Hate to be the bearer of bad news, but ReiserFS 4 Beta's performance on mammoth files (say, 512 MB to 2 GB) is shocking compared to ReiserFS 3.6 ... in a bad way.

Now keep in mind that obviously ReiserFS was designed to be a database replacement directly on the filesystem, able to handle small file accesses with a breeze. I've used ReiserFS for quite a long time now on my production servers and have always been happy with its performance, reliability, and extra storage space available due to ultra-efficient storage of those small files so common on Gentoo systems.  :Smile: 

Okay, so I know ReiserFS was never meant to handle the mammoth files I've been throwing at it, but I was shocked at the performance difference between 3.6 and 4. These graphs show it all...

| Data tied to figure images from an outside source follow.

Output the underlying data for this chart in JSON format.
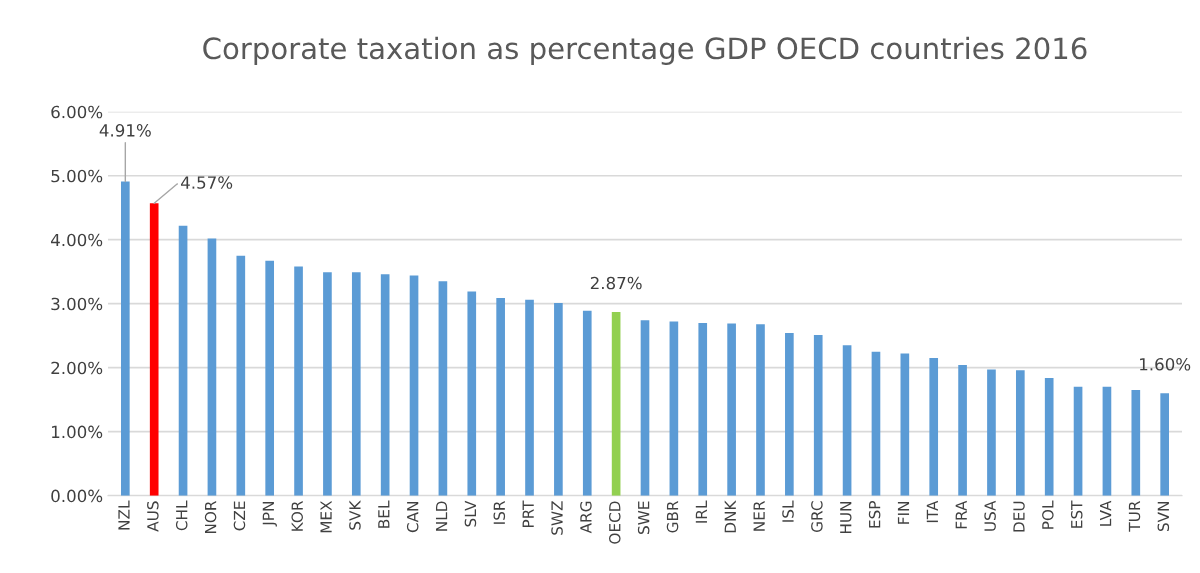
{
  "chart_data": {
    "type": "bar",
    "title": "Corporate taxation as percentage GDP OECD countries 2016",
    "categories": [
      "NZL",
      "AUS",
      "CHL",
      "NOR",
      "CZE",
      "JPN",
      "KOR",
      "MEX",
      "SVK",
      "BEL",
      "CAN",
      "NLD",
      "SLV",
      "ISR",
      "PRT",
      "SWZ",
      "ARG",
      "OECD",
      "SWE",
      "GBR",
      "IRL",
      "DNK",
      "NER",
      "ISL",
      "GRC",
      "HUN",
      "ESP",
      "FIN",
      "ITA",
      "FRA",
      "USA",
      "DEU",
      "POL",
      "EST",
      "LVA",
      "TUR",
      "SVN"
    ],
    "values": [
      4.91,
      4.57,
      4.22,
      4.02,
      3.75,
      3.67,
      3.58,
      3.49,
      3.49,
      3.46,
      3.44,
      3.35,
      3.19,
      3.09,
      3.06,
      3.01,
      2.89,
      2.87,
      2.74,
      2.72,
      2.7,
      2.69,
      2.68,
      2.54,
      2.51,
      2.35,
      2.25,
      2.22,
      2.15,
      2.04,
      1.97,
      1.96,
      1.84,
      1.7,
      1.7,
      1.65,
      1.6
    ],
    "colors": [
      "#5b9bd5",
      "#ff0000",
      "#5b9bd5",
      "#5b9bd5",
      "#5b9bd5",
      "#5b9bd5",
      "#5b9bd5",
      "#5b9bd5",
      "#5b9bd5",
      "#5b9bd5",
      "#5b9bd5",
      "#5b9bd5",
      "#5b9bd5",
      "#5b9bd5",
      "#5b9bd5",
      "#5b9bd5",
      "#5b9bd5",
      "#92d050",
      "#5b9bd5",
      "#5b9bd5",
      "#5b9bd5",
      "#5b9bd5",
      "#5b9bd5",
      "#5b9bd5",
      "#5b9bd5",
      "#5b9bd5",
      "#5b9bd5",
      "#5b9bd5",
      "#5b9bd5",
      "#5b9bd5",
      "#5b9bd5",
      "#5b9bd5",
      "#5b9bd5",
      "#5b9bd5",
      "#5b9bd5",
      "#5b9bd5",
      "#5b9bd5"
    ],
    "value_labels": [
      "4.91%",
      "4.57%",
      null,
      null,
      null,
      null,
      null,
      null,
      null,
      null,
      null,
      null,
      null,
      null,
      null,
      null,
      null,
      "2.87%",
      null,
      null,
      null,
      null,
      null,
      null,
      null,
      null,
      null,
      null,
      null,
      null,
      null,
      null,
      null,
      null,
      null,
      null,
      "1.60%"
    ],
    "ylim": [
      0,
      6
    ],
    "yticks": [
      {
        "value": 0,
        "label": "0.00%"
      },
      {
        "value": 1,
        "label": "1.00%"
      },
      {
        "value": 2,
        "label": "2.00%"
      },
      {
        "value": 3,
        "label": "3.00%"
      },
      {
        "value": 4,
        "label": "4.00%"
      },
      {
        "value": 5,
        "label": "5.00%"
      },
      {
        "value": 6,
        "label": "6.00%"
      }
    ],
    "grid": "y"
  }
}
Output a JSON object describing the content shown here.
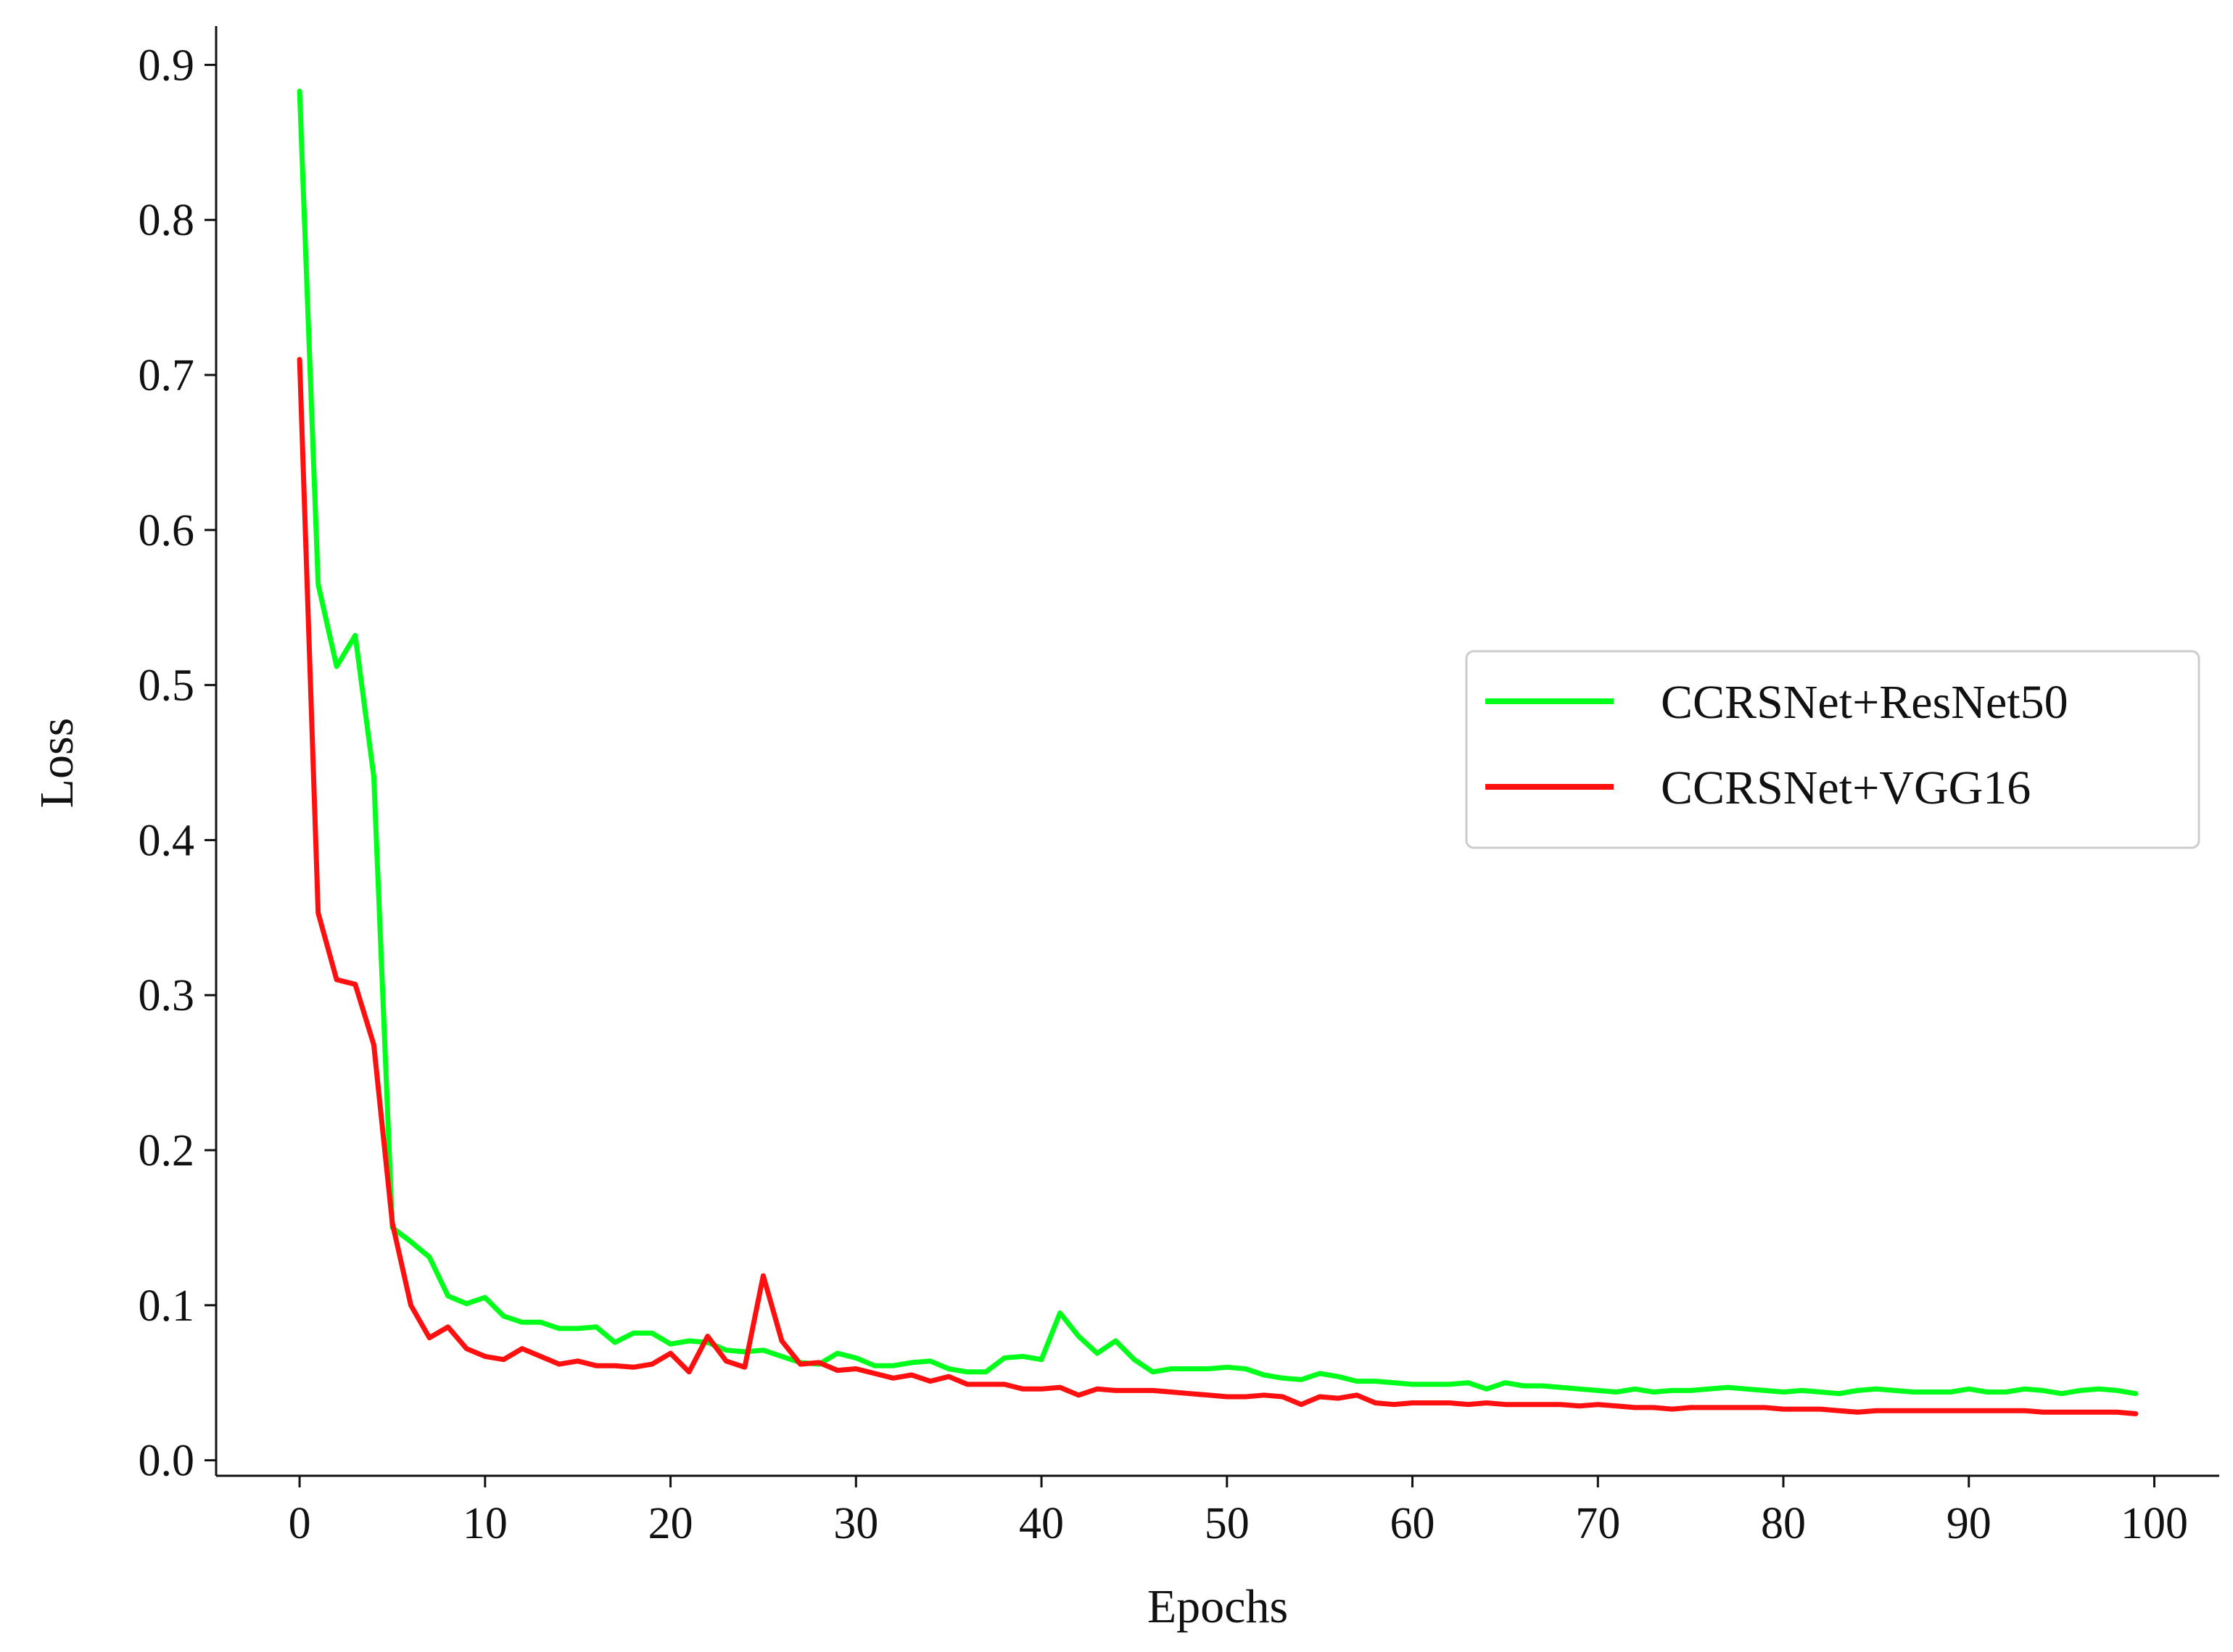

Anyway, so far XFS is the leading contender to replace my giant file array, and I'll keep ReiserFS 3.6 on my main array.

And I'm currently benchmarking ext2, ext3, Reiser3.6, Reiser4, JFS, XFS, and VFAT  :Twisted Evil:  on various stripe-sized arrays. This detailed report will be available likely in a week or two.

----------

## R!tman

Thank you very much. Maybe you can also use different chunk sizes und block sizes  :Smile: .

I am especially looking forward to that, because I habe just created a raid 5 with a very frustrating performance.

----------

## yottabit

Unfortunately, at the current time, Reiser4 only support 4 KB blocksize. But yes, I will be showing different stripe/chunk sizes in my tests.

With preliminary results I can safely say that if you're a regular user, ReiserFS 3.6 is a great choice. If you need to store huge files (512 MB or greater) I'd suggest XFS or JFS (ext2/3 isn't too bad either).

I've also had some issues with Reiser4 causing kernel panic under this stressed load, and also refusing to unmount.  :Smile:  It's Beta... so don't judge until it's Final I guess.

----------

## R!tman

Oh, I almost forgot the link you posted. This looks really strange. 

Reiser4 is not THAT slow. I have it installed on my x86 machine. It performs quite well, at least not worse that reiserfs. 

I am even considering using it on my new amd64 machine, the one with the slow raid5.

[edit]

Here is the link to the "slow raid problem":https://forums.gentoo.org/viewtopic-t-306345-highlight-.html

[/edit]

----------

## yottabit

Keep in the filesizes being shown in the graphs.

For my purposes I'm testing against mammoth files. For normal and small files I'm sure Reiser4 would be an improvement over Reiser3.6, otherwise what would be the point?

The whole point in my creating that graph is because I've been using Reiser3.6 for a long time because the benefits of the super efficient handling of small and normal files far outweighed the slight less performance of the handling of mammoth files (compared to XFS & JFS at least). However, by the looks of Reiser4, if I want to stay with the "latest" Reiser4 I'll have to segregate my mammoth files to a separate filesystem.

That's all.

----------

## R!tman

 *yottabit wrote:*   

> However, by the looks of Reiser4, if I want to stay with the "latest" Reiser4 I'll have to segregate my mammoth files to a separate filesystem.

 

With these stats, of course  :Smile: . I just didn't think it was that bad. 

But, as you already said: It's beta!

----------